Vlan cant get ip address from fortigate firewall

zayar · June 28, 2020, 5:11am

Hi,

we create Vlan 202,203,204,207,209,214,218,201 in fortigate firewall and config ready for dhcp.

our network have 1 core switch and 12 management switch.

1. core switch to management switch connect with trunk Vlan 1 (no IP address for vlan).

2. Management switch to AP connect with trunk vlan 201.(Have ip address)

3. Vlan mismatch error.(we ignore).

4. we assign in cnmaestro.(attachment picture)

5. After all client connect wifi all vlan work and fine, but 203 vlan cant get ip address from fortigate ( phone and computer).

why happen this problem?

Let me know.

switch config

----------------

inter g1/0/1

switchport mode trunk

switchport trunk native vlan 201

switchport trunk allow-vlan 202,203,204,207,209,214,218,201

exit.

Wright-Fi · June 29, 2020, 2:33pm

Hi Zayar,

Can you try adding VLAN 1 and the other VLANs (202,203,204,207,209,214,218,201) to your config in cnMaestro.

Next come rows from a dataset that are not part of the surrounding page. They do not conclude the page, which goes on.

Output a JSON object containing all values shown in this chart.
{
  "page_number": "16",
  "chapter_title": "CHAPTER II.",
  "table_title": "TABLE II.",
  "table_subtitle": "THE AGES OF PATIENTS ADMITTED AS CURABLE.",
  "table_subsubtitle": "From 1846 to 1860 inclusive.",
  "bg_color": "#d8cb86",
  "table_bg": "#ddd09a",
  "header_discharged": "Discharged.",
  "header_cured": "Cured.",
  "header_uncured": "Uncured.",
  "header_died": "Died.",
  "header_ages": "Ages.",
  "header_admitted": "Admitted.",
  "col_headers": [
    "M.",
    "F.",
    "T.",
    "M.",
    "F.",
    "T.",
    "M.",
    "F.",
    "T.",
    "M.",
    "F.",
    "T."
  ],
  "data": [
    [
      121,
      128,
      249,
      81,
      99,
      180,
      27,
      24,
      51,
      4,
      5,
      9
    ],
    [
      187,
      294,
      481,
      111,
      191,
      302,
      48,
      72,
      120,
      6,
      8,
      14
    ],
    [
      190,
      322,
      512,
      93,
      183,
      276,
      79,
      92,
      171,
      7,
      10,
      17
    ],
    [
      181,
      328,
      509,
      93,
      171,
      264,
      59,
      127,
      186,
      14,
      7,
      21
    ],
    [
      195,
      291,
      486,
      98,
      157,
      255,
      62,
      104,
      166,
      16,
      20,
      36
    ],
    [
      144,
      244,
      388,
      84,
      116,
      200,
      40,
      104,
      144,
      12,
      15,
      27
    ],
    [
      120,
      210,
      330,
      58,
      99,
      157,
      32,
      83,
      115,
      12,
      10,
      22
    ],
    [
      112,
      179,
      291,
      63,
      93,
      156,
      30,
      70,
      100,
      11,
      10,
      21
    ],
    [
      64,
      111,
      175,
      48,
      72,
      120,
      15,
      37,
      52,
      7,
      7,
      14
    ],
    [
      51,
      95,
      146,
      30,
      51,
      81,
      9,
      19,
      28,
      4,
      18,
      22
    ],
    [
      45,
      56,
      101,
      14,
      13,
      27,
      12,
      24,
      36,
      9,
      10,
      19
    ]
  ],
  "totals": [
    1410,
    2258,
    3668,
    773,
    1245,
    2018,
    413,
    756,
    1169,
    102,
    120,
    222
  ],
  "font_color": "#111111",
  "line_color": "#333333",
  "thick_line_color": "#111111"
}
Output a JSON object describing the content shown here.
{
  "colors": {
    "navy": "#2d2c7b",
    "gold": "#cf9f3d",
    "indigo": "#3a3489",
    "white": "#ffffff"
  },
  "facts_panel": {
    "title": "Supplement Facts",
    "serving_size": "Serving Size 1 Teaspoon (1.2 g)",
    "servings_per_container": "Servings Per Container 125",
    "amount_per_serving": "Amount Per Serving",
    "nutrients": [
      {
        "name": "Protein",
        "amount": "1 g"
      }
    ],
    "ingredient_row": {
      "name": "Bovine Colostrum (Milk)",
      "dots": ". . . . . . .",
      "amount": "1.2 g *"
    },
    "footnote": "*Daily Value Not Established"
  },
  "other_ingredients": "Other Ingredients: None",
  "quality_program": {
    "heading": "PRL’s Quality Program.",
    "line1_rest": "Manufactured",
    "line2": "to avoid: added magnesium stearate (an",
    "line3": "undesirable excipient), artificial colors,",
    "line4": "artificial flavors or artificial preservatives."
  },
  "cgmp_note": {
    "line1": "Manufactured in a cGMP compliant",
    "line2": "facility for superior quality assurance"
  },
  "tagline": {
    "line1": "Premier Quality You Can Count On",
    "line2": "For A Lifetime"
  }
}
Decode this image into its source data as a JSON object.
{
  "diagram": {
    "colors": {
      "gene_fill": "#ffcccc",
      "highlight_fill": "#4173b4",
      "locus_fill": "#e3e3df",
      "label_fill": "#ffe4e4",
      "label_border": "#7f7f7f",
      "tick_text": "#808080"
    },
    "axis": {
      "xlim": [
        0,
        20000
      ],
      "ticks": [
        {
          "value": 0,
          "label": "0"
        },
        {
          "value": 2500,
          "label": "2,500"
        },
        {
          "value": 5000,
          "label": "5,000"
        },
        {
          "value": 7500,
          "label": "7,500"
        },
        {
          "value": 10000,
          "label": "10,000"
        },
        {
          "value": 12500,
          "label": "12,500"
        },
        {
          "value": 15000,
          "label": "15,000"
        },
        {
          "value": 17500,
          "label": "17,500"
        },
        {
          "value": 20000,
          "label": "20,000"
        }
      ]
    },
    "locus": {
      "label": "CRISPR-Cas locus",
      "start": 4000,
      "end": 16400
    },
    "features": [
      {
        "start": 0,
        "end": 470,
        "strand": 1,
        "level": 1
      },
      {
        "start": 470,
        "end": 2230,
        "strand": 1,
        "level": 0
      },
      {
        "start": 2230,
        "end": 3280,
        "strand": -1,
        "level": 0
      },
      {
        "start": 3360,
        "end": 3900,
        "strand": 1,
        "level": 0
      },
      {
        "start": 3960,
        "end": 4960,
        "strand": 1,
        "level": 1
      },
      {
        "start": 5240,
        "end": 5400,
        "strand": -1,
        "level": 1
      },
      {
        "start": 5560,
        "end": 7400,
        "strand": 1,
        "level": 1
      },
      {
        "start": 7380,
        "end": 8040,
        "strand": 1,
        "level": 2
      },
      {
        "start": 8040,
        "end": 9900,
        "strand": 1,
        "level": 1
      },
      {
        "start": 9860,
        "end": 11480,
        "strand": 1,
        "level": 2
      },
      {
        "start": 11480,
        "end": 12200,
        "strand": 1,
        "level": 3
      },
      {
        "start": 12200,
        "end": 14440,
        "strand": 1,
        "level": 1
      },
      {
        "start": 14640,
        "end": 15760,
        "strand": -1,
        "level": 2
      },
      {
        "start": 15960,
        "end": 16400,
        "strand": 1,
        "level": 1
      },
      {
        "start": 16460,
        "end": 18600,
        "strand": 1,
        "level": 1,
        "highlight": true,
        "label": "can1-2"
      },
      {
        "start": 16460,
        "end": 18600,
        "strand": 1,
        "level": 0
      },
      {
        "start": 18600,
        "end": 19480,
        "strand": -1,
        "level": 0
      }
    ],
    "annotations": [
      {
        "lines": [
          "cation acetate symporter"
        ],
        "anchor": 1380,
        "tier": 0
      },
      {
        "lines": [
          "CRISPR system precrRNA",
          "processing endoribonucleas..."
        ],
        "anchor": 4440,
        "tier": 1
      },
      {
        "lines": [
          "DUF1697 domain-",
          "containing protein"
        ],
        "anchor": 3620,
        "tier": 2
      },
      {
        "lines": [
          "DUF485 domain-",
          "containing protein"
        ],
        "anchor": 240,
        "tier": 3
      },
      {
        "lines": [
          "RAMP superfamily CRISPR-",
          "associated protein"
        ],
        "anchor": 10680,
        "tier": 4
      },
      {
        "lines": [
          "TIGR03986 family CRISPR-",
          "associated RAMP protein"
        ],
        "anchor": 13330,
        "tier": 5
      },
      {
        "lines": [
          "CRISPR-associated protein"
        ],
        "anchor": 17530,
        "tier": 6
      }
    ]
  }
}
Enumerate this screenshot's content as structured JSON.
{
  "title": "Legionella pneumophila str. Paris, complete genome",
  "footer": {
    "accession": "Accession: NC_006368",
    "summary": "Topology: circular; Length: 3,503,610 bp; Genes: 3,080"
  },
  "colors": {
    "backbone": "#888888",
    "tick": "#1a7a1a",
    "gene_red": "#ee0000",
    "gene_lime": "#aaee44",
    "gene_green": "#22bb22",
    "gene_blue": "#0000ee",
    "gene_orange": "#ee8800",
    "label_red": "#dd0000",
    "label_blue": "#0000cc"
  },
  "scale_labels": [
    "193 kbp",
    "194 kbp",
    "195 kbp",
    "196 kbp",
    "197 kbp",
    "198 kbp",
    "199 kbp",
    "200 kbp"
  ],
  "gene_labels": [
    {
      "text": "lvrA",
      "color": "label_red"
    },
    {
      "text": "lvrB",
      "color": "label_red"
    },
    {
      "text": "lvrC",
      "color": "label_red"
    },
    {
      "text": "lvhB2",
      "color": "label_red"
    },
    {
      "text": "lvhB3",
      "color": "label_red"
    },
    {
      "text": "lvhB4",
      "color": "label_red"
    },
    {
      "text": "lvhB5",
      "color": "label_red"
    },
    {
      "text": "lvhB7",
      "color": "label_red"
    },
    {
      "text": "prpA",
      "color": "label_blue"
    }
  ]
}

I beleive this will fix your problem and will allow traffic to pass over VLAN 203 (and other vlans).

zayar · June 29, 2020, 2:44pm

Vlan 1.. no assign ip address .. so all ap will offline.

Final i choice controller based to use c4000.

Wright-Fi · June 29, 2020, 3:24pm

Just make sure you don't add VLAN 1 into the "Native VLAN" or "Allowed VLANs". However in the list of VLANs within cnMaestro it needs to exist.

I had a similar problem to yours and once VLAN 1 was entered (with Zeroconf IP enabled) it worked.